Holtec International acquired the 800-megawatt Palisades plant in 2022 with plans to dismantle it. But now the emphasis is on restarting it by late 2025, following support from the state of Michigan and the Biden administration.

Gov. Gretchen Whitmer said it would be the first nuclear power plant to be reopened in the U.S. It still faces hurdles, including inspections, testing and the blessing of the U.S. Nuclear Regulatory Commission, known as the NRC.

"Nuclear power is our single largest source of carbon-free electricity, directly supporting 100,000 jobs across the country and hundreds of thousands more indirectly," said Energy Secretary Jennifer Granholm, a former Michigan governor.

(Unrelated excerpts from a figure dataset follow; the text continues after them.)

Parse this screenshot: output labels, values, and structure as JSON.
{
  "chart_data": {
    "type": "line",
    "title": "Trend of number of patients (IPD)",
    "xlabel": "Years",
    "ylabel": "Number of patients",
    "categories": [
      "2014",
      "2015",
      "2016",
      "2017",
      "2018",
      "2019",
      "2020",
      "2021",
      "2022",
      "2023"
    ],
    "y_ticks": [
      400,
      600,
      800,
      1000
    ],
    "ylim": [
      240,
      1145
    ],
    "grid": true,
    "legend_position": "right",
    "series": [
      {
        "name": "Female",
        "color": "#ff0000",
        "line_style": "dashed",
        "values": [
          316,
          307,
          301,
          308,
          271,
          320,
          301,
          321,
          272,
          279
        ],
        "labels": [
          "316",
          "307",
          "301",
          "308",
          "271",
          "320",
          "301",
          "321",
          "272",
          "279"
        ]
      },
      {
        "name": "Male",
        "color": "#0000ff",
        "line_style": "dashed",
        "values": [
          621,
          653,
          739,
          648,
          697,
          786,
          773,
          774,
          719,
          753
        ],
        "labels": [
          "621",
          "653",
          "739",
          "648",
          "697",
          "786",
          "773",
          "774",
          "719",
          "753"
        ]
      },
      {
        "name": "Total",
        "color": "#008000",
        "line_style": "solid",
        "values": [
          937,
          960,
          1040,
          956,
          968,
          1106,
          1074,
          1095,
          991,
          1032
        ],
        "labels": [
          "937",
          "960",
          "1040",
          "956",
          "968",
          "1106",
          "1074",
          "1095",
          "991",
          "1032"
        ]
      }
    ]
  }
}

The Palisades plant is along Lake Michigan, a two-hour drive from Chicago. A Michigan utility, CMS Energy, owned it from 1971 until the plant was sold to Louisiana-based utility Entergy in 2007. It was shut down in 2022.

Holtec said it has long-term commitments so far from two electric cooperatives to buy power from the plant.

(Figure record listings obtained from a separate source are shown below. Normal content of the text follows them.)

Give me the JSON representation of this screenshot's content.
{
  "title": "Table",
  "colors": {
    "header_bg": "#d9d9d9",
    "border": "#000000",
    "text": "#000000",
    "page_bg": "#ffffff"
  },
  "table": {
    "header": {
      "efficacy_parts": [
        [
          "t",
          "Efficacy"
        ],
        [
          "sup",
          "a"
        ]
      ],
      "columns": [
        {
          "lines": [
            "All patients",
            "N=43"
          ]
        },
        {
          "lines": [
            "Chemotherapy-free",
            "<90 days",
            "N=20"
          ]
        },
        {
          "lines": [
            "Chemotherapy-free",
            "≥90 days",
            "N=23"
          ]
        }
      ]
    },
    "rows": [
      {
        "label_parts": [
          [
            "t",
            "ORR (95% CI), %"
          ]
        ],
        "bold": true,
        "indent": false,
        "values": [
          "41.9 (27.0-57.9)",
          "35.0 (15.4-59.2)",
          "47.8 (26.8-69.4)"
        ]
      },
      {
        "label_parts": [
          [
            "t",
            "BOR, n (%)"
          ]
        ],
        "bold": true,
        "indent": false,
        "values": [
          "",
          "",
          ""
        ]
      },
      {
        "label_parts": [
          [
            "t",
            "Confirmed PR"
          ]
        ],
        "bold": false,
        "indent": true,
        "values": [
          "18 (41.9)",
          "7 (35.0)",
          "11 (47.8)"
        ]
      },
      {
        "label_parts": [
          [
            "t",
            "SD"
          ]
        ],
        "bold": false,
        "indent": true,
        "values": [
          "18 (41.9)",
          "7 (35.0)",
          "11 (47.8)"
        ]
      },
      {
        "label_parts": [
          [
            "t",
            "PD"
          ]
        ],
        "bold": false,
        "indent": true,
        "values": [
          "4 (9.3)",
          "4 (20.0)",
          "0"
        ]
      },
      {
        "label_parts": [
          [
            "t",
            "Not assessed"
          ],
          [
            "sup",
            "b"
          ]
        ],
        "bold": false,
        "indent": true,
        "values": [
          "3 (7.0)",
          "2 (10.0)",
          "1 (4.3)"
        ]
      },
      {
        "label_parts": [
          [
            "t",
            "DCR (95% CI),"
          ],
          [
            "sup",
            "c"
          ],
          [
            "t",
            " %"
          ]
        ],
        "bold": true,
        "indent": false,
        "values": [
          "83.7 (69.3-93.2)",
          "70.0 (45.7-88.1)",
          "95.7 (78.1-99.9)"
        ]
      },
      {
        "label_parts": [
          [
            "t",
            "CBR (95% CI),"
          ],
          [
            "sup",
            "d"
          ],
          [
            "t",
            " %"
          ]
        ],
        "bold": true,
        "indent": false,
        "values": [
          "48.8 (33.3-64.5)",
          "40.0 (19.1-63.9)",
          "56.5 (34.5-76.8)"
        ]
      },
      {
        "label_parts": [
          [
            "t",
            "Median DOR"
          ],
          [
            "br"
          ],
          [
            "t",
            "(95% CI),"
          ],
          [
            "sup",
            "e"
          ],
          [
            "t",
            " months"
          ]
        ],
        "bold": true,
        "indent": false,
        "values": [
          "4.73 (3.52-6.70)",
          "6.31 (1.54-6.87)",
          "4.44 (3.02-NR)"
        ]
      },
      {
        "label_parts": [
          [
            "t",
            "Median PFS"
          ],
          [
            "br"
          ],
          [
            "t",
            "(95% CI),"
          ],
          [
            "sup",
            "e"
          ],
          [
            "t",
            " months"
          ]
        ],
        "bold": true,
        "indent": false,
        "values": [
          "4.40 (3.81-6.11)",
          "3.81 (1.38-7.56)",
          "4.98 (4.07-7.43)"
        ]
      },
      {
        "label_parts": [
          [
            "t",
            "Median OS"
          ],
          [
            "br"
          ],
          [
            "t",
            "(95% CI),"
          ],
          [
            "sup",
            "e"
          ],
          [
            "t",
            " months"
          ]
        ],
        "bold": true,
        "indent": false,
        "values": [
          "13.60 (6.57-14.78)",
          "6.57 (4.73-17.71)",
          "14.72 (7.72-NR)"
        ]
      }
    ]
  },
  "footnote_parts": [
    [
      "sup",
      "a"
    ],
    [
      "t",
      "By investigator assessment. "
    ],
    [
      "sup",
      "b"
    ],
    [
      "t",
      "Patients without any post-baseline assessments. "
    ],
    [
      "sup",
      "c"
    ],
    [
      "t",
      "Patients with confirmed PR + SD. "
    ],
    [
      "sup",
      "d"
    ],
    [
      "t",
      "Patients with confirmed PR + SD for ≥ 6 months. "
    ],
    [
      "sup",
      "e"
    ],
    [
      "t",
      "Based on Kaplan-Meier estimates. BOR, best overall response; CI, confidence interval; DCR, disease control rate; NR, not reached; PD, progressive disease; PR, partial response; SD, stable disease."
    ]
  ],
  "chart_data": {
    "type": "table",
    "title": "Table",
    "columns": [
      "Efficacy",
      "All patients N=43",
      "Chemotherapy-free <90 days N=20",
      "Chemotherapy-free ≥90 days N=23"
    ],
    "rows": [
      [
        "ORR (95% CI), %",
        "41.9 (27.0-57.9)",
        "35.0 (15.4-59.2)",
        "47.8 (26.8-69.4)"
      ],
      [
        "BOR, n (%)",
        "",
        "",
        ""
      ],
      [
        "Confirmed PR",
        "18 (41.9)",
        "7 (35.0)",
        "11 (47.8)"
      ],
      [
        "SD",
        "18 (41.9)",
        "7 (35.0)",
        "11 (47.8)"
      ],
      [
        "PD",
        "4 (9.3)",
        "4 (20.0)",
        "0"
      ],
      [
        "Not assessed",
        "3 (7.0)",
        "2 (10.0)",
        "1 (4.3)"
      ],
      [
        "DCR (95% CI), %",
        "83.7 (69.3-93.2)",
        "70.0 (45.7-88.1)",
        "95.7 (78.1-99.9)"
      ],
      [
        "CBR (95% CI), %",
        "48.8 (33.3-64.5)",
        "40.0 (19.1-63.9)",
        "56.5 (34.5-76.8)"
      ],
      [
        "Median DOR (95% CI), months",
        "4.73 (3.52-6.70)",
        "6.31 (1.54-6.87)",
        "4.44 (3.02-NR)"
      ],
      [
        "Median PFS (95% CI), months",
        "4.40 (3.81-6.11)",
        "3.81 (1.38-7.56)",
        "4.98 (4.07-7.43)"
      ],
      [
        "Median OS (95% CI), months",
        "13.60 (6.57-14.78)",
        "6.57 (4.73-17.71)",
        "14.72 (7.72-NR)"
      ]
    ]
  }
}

"The repowering of Palisades will restore safe, around-the-clock generation to hundreds of thousands of households, businesses and manufacturers," said Kris Singh, Holtec president and chief executive.

Critics, however, have emerged. A coalition opposed to restarting what it derisively calls a "zombie reactor" has requested a hearing at the NRC.

Holtec spokesman Patrick O'Brien said it will take four to five months to finalize the financial deal with the government.

"It is a loan we have to pay back," he said.

Nuclear energy is in the spotlight. Thirty-four countries, including the U.S., last week pledged to use it to reduce reliance on fossil fuels. In California, regulators in December said the Diablo Canyon plant could operate through 2030 instead of 2025 to guard against blackouts as the state shifts toward renewable power sources. Owner Pacific Gas & Electric said federal aid helped it repay a state loan.

"There is more enthusiasm toward nuclear power -- in Congress, in the industry and also internationally," said Najmedin Meshkati, an engineering professor at the University of Southern California who has inspected nuclear plants around the world.

But restarting a plant, he said, is not easy.

"It puts the onus and burden on the Nuclear Regulatory Commission and Holtec to double down on efforts to make sure this plant is safe enough and all the safety measures are intact," Meshkati said of Palisades.